E racconta, a proposito di Tor Bella Monaca, un episodio avvenuto lo scorso anno: “Una ragazza è rimasta coinvolta in un grave incidente dopo che le avevano tirato dei sassi sulla macchina. È finita fuori strada. Questo non lo ricorda nessuno, ma è successo. E la responsabilità è anche di chi permette che certi campi abusivi restino attivi per anni”.

Il sostegno della politica locale, da ogni schieramento

Il consigliere si dichiara “forte del sostegno ricevuto” dopo le sue dichiarazioni e sottolinea una una solidarietà che, a suo dire, supera i confini politici. “Mi hanno chiamato tutti, da tutti i partiti – dice, specificando di aver ricevuto solidarietà anche da esponenti del centrosinistra – Il tema è trasversale e riguarda la sicurezza e il futuro dei nostri territori”. Secondo Licopodio, il consenso trasversale dimostra che la sua posizione non è isolata, e che la questione dei campi rom così organizzati è sotto gli occhi di tutti.

L’appello al Governo

Uno dei punti centrali della sua argomentazione riguarda il benessere dei minori. “Ho detto e lo ribadisco: a quei genitori che non mandano i figli a scuola vanno tolti i bambini, perché crescono con esempi sbagliati.
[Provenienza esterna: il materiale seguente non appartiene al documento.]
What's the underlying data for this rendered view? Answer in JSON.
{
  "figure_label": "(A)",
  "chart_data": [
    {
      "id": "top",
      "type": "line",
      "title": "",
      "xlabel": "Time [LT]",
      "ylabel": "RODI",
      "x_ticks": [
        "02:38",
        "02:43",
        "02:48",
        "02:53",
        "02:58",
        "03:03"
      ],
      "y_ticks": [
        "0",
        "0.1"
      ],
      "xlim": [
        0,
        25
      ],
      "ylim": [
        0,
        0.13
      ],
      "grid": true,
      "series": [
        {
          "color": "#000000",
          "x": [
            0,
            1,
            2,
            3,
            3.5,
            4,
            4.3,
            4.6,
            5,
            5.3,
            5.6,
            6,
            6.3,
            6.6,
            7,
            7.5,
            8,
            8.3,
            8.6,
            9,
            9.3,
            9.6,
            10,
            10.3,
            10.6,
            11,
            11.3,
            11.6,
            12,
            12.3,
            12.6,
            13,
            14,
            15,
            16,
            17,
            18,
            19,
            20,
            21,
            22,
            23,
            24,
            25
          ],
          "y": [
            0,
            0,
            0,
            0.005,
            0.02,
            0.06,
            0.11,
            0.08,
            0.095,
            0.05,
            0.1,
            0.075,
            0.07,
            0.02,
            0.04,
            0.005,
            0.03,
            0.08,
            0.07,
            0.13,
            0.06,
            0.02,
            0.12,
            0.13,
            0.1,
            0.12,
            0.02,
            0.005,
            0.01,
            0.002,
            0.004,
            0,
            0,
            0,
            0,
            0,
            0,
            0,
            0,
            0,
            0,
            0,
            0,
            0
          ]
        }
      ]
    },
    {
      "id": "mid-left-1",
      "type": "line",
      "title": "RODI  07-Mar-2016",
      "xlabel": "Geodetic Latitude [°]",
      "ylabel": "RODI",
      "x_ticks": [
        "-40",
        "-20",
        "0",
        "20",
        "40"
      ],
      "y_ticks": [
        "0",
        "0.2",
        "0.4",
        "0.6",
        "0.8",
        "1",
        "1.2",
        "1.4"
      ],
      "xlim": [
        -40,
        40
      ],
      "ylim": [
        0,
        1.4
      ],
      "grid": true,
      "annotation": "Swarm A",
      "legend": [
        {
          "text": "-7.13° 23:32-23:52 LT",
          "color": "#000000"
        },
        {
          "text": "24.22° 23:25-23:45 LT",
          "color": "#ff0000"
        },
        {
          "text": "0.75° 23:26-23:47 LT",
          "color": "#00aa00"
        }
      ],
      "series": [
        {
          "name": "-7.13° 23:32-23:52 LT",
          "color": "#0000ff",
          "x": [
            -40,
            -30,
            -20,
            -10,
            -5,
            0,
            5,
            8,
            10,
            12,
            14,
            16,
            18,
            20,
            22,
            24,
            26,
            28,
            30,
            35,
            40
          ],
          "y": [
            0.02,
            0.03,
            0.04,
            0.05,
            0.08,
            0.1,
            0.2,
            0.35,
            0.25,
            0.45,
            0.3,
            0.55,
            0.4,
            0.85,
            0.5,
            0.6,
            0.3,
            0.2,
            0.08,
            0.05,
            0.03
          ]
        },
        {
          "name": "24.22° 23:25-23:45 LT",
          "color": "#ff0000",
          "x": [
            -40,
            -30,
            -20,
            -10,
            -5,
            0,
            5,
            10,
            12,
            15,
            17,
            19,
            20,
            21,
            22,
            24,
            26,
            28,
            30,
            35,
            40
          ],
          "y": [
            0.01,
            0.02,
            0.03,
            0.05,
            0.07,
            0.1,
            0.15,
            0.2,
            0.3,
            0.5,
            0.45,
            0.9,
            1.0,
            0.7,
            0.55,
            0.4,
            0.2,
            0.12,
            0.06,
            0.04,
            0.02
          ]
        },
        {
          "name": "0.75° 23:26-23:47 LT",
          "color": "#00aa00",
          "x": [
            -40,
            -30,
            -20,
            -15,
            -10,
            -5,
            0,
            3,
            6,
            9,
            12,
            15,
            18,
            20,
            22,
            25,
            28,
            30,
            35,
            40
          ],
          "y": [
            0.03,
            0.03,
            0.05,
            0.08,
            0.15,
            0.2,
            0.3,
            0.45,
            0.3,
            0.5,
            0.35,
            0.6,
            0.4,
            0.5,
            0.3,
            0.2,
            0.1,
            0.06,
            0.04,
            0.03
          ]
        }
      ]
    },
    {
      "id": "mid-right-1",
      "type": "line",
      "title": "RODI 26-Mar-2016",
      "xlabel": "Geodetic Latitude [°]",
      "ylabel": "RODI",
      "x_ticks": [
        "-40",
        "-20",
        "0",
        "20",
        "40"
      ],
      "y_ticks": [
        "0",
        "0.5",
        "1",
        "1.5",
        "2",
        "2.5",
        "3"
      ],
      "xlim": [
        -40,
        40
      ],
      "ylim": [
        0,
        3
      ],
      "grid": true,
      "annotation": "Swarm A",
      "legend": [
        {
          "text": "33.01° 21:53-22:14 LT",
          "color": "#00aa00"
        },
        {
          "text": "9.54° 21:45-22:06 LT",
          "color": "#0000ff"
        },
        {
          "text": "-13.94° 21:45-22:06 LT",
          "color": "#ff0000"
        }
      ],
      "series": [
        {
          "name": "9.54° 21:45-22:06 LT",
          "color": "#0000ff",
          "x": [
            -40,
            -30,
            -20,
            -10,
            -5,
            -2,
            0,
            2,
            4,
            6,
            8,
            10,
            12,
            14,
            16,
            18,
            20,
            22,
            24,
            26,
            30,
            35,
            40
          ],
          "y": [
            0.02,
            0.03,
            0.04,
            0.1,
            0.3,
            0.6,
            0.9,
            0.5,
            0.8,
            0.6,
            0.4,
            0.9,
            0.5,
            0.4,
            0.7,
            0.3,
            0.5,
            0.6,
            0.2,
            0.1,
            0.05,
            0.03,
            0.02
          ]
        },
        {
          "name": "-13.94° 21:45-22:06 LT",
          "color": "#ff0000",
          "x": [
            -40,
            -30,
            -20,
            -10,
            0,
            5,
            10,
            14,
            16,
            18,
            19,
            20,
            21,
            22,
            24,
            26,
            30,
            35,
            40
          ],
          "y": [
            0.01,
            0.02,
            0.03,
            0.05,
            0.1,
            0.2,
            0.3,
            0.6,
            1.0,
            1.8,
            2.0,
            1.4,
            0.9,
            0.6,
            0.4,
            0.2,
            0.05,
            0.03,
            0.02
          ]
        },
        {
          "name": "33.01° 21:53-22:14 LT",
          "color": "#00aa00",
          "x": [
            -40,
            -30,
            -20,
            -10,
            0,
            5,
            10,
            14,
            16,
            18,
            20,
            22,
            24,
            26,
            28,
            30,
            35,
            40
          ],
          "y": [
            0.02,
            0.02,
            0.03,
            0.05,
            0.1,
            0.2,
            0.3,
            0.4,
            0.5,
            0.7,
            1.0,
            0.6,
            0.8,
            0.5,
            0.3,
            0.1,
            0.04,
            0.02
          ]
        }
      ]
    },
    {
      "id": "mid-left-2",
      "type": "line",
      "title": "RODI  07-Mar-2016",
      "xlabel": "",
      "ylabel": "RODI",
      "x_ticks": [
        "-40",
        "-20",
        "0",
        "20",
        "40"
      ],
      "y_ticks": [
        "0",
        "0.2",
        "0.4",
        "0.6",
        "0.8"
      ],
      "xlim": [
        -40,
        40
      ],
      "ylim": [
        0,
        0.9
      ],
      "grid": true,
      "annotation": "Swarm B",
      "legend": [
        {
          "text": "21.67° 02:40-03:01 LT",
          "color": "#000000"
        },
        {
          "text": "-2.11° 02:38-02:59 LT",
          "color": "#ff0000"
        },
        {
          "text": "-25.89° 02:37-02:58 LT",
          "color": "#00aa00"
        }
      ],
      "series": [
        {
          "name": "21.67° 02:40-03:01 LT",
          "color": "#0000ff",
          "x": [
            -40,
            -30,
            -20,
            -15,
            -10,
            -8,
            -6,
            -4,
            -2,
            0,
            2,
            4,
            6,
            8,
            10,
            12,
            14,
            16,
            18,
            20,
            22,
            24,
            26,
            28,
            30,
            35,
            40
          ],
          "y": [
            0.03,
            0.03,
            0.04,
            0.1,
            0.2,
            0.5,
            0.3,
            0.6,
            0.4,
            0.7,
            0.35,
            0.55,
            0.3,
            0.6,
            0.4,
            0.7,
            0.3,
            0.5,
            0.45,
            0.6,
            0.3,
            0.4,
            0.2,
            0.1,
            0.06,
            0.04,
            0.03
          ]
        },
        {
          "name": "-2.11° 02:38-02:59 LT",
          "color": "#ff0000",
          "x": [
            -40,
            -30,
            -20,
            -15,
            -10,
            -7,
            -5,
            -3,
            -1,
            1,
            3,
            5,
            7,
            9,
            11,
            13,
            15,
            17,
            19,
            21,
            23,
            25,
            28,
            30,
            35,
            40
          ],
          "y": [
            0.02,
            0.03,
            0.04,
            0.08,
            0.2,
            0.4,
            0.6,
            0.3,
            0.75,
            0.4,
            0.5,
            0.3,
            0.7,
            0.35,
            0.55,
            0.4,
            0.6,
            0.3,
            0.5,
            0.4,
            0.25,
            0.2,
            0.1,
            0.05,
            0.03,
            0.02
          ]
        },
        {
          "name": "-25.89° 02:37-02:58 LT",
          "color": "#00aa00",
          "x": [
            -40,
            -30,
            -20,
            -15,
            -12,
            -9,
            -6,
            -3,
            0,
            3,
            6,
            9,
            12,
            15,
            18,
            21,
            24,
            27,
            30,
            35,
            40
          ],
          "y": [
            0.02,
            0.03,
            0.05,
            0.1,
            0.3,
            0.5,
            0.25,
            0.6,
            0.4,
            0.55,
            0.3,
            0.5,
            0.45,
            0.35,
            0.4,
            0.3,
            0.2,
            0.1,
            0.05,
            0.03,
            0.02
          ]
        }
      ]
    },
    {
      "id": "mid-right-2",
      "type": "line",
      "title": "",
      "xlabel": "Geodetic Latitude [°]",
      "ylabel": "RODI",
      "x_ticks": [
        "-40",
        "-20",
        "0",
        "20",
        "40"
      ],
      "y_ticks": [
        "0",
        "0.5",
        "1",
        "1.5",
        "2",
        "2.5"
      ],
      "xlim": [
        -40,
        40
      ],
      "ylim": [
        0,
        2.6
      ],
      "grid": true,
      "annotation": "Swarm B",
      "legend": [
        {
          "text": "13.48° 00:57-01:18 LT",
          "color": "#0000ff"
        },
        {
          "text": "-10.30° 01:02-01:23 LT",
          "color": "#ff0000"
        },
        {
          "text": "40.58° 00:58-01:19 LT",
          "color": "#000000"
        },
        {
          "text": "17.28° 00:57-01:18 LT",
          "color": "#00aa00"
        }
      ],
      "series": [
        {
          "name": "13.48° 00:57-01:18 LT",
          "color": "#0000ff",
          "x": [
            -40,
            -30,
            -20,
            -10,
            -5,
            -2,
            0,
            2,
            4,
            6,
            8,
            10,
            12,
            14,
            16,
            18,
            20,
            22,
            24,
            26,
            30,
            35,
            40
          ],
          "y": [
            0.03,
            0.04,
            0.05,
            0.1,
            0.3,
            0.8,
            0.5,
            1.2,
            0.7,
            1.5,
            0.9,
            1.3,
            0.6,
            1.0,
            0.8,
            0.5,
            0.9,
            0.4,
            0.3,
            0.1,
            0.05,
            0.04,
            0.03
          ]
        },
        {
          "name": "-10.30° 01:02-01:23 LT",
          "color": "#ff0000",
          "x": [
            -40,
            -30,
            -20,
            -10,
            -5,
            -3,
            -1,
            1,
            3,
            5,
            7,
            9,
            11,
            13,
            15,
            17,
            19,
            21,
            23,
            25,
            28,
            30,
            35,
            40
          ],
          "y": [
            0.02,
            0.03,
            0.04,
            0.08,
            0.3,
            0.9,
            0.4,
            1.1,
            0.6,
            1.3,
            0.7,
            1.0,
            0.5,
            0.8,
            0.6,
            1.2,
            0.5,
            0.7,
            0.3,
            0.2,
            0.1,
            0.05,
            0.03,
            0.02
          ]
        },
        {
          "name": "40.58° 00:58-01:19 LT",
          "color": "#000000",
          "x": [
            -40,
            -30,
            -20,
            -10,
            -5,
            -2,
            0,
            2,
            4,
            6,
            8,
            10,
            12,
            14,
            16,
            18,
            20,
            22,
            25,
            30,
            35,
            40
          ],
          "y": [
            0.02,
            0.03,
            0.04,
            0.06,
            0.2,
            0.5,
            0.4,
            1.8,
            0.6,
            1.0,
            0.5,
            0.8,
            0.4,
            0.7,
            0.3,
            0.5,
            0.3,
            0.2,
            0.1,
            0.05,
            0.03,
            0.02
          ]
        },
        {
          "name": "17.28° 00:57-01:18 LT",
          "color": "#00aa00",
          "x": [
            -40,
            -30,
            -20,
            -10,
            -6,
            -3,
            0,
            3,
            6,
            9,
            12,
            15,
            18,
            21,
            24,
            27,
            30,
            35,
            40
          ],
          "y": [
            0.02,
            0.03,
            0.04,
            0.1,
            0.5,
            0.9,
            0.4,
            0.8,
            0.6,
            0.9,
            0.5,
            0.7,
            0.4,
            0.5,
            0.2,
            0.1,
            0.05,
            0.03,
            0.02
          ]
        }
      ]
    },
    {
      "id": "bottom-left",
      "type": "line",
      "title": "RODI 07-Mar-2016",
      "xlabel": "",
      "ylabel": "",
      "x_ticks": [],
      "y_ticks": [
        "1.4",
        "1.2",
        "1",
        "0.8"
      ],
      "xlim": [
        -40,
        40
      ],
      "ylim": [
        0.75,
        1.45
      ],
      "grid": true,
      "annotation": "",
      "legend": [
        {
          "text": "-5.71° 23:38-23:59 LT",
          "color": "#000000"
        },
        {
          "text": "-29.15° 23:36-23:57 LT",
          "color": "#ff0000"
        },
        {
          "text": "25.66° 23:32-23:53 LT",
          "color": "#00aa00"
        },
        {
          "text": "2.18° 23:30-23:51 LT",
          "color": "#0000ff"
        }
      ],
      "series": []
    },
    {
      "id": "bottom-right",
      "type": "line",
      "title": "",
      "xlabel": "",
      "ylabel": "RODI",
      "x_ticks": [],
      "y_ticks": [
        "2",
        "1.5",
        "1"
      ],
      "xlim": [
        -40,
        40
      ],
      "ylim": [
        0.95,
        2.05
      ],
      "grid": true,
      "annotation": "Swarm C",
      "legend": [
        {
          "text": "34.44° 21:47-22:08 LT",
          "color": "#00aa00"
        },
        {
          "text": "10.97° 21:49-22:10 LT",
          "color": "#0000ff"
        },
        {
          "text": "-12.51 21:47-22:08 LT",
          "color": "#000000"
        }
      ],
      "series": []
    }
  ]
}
I bambini sono tutti uguali, ma se un figlio cresce tra furti, elemosina e abbandono scolastico, ripeterà lo stesso ciclo. Vanno affidati a famiglie che possano dargli una prospettiva”.

Per questo motivo rafforza il concetto: “I minori devono essere affidati a strutture adeguate o a chi non può avere figli”.

Infine, Licopodio trasforma il clamore delle sue parole in un’occasione per fare un appello al Governo. “È arrivato il momento di affrontare la situazione di tutti i campi rom d’Italia. L’inerzia porta a un aumento dell’illegalità”.

La sua battaglia, afferma, è “una battaglia di civiltà”, che ha già attirato l’attenzione di “una decina di avvocati” che si sono offerti di difenderlo gratuitamente.